January 22, 2026
Compensation Design Goes Federal
It’s not even February, but it’s fair to say that 2026 has already been full of surprises for me – and most of those surprises are being delivered by our federal government. In the executive compensation sphere, one thing that wasn’t on my bingo card was a January 7th executive order that calls on defense contractors to ramp up production – “or else.” I’m paraphrasing, but as you can see from the fact sheet, the threatened consequences include limiting buybacks – which Dave blogged about last week on TheCorporateCounsel.net – as well as stepping in on executive pay. Here’s an excerpt:
The Secretary shall further take steps to ensure that future contracts permit the Secretary to, upon determining that a contractor is experiencing such issues, cap executive base salaries at current levels (with inflation adjustments permitted) while scrutinizing executive incentives to ensure they are directly, fairly, and tightly tied to prioritizing the needs of the warfighter.

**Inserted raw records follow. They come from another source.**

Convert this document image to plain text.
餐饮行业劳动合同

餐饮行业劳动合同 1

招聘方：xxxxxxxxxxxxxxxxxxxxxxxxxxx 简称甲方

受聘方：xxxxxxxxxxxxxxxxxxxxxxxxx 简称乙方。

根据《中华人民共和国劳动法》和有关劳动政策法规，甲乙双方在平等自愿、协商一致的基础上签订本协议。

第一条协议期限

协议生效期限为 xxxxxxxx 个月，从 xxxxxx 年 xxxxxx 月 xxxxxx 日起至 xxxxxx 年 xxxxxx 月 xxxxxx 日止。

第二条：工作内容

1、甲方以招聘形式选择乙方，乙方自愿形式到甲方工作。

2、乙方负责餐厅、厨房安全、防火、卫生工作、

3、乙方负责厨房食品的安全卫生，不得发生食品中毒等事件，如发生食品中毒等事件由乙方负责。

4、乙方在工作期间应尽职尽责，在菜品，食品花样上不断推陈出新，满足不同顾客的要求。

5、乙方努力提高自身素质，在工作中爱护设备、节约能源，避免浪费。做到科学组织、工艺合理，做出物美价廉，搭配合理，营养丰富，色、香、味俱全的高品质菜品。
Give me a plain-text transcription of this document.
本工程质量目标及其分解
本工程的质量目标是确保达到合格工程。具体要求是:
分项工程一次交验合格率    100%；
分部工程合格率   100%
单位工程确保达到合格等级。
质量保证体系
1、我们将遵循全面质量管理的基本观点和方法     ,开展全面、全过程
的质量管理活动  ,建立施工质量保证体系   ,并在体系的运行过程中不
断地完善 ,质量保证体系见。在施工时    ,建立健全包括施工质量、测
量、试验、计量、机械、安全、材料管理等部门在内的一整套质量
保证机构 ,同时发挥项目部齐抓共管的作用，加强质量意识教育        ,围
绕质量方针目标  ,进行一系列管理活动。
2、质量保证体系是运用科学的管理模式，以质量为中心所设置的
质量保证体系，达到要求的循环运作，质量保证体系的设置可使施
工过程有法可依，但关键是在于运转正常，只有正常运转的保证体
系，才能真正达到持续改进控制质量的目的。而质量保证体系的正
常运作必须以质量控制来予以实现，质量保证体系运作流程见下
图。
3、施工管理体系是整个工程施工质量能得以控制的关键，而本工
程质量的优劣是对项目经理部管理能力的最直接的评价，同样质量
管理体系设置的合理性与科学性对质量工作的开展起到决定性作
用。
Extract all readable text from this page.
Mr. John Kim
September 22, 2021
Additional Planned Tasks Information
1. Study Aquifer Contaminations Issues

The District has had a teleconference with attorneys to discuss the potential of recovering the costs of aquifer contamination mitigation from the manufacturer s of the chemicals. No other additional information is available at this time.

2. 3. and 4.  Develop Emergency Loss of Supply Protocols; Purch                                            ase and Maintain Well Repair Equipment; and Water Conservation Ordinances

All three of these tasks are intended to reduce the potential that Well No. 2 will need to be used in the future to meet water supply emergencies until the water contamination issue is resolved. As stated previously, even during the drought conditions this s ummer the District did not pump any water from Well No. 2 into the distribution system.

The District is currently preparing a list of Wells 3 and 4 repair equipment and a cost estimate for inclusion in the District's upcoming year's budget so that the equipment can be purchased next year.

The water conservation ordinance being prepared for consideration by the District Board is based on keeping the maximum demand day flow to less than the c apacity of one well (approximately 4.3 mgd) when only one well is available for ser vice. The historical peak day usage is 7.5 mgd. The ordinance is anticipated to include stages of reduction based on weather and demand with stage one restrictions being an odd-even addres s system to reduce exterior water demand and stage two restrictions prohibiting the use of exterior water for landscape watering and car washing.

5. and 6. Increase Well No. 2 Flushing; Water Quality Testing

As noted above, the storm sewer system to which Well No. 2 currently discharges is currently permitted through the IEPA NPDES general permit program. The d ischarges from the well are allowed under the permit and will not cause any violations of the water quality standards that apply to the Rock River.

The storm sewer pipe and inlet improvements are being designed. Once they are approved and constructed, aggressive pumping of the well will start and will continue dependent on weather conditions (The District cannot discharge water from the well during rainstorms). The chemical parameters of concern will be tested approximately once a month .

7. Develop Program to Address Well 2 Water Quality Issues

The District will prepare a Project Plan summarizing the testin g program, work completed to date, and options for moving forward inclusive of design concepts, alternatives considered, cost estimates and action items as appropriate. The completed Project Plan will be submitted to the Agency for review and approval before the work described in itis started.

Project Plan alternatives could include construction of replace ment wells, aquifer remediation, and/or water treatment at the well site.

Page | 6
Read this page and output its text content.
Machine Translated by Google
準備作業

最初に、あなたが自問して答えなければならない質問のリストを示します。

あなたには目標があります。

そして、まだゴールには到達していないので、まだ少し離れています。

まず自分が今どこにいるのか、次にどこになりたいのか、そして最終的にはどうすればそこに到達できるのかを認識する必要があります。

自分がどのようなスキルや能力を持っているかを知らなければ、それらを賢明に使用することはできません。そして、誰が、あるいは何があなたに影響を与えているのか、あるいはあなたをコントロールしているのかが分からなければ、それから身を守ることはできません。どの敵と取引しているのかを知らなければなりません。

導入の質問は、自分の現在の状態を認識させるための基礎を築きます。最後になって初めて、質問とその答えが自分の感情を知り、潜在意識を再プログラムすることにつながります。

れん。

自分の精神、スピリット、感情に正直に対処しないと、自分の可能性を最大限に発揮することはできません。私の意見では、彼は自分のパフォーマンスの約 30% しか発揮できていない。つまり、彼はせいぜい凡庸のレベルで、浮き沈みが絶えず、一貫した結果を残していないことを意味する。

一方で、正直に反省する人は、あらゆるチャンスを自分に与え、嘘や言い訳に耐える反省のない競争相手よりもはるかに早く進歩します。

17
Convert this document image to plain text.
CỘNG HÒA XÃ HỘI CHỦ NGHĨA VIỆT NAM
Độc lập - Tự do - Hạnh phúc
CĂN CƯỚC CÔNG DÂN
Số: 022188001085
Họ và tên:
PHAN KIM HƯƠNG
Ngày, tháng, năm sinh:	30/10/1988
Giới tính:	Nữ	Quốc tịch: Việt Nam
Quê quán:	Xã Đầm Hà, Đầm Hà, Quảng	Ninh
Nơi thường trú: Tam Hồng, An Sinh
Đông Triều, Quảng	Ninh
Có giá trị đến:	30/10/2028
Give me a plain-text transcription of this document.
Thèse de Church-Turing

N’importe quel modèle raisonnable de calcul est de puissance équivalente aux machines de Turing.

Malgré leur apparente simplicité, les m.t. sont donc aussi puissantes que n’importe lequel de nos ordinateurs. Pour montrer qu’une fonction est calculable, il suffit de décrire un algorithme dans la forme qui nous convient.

The Order requires that executive incentive compensation under future contracts be tied to on-time delivery, increased production, and necessary operating improvements rather than short-term financial metrics.
As this article from the Federal News Network notes, the President also posted on social media that no executive should be allowed to make more than $5 million, but that didn’t make it into the EO. The article gives this color:
A cap on executive compensation already exists in some form — contractors can pay their executives whatever they choose, but the government only reimburses costs up to a certain limit.
The executive order, however, goes a step further — it’s shifting from how much the government will reimburse the contractor to limiting how much the company can pay its executives.
“Pretty significant difference, but maybe they’ll fall back on the same mechanisms. I don’t know that yet. Nobody in the department is talking yet about how they’re going to implement this. I’m sure they’re still trying to work that out,” Chvotkin said.
“It’s fine to debate executive compensation, in GovCon and across the economy, and whether it is aligned with long term performance. It’s not as simple as saying you can only make ‘X’. Compensation has multiple dimensions and the government’s role in controlling many of them is not at all clear. The EO does nothing to clarify how or by what measures, or even authority, the government plans to do so,” Soloway said.
This McDermott blog gives a bunch of practical suggestions for affected companies – here are a few that relate to executive pay:
Contractors should anticipate that future government contracts may include explicit provisions linking executive compensation to delivery and production outcomes and may also incorporate salary caps or other limits consistent with the administration’s stated priorities. Companies are advised to review current compensation structures and prepare to adjust incentive plans to align with these new requirements.
Review existing government contracts and evaluate those where EO‑driven clauses are likely.
Review past and current performance metrics, with a focus on production levels and on-time delivery rates.
Boards and management should assess whether the prohibition on stock repurchases affects previously issued earnings per share (EPS) guidance. Many companies’ EPS projections assume ongoing buybacks, which reduce the number of shares outstanding and can impact reported EPS. Management, the disclosure committee, and the board should evaluate whether current guidance remains accurate or if updates are needed.
Prepare to demonstrate performance using program‑specific metrics.
Distinguish government‑driven changes or delays from contractor‑controlled factors and document approved baseline changes.
If possible, prepare a narrative that shows month‑over‑month improvements to performance metrics.
If distributions occurred, explain the board’s capital allocation rationale and any simultaneous investments that increase capacity and performance.
Meanwhile, David Katz of Wachtell weighed in with these thoughts in a write-up for the NYU School of Law:
The Executive Order could face litigation challenges on the ground that it proposes an unprecedented federal government intrusion upon traditional corporate governance matters such as executive compensation, capital allocation and return of capital for the defense industry. Companies in the defense and other industries will need to carefully monitor developments here to see how any such litigation plays out over time and how the Executive Order is ultimately administered and enforced. More broadly, companies will need to monitor whether the concepts established in this Executive Order expand into other areas of U.S. government contracting.
While the executive order is directed at companies in the defense industry, this administration seems to have zero qualms about involvement with Corporate America. So, companies in other industries may also want to keep an eye on what happens. If the government gets into the business of dictating executive pay arrangements, any excitement about pay-for-performance disclosures getting easier, and proxy advisors getting less powerful, may be short-lived.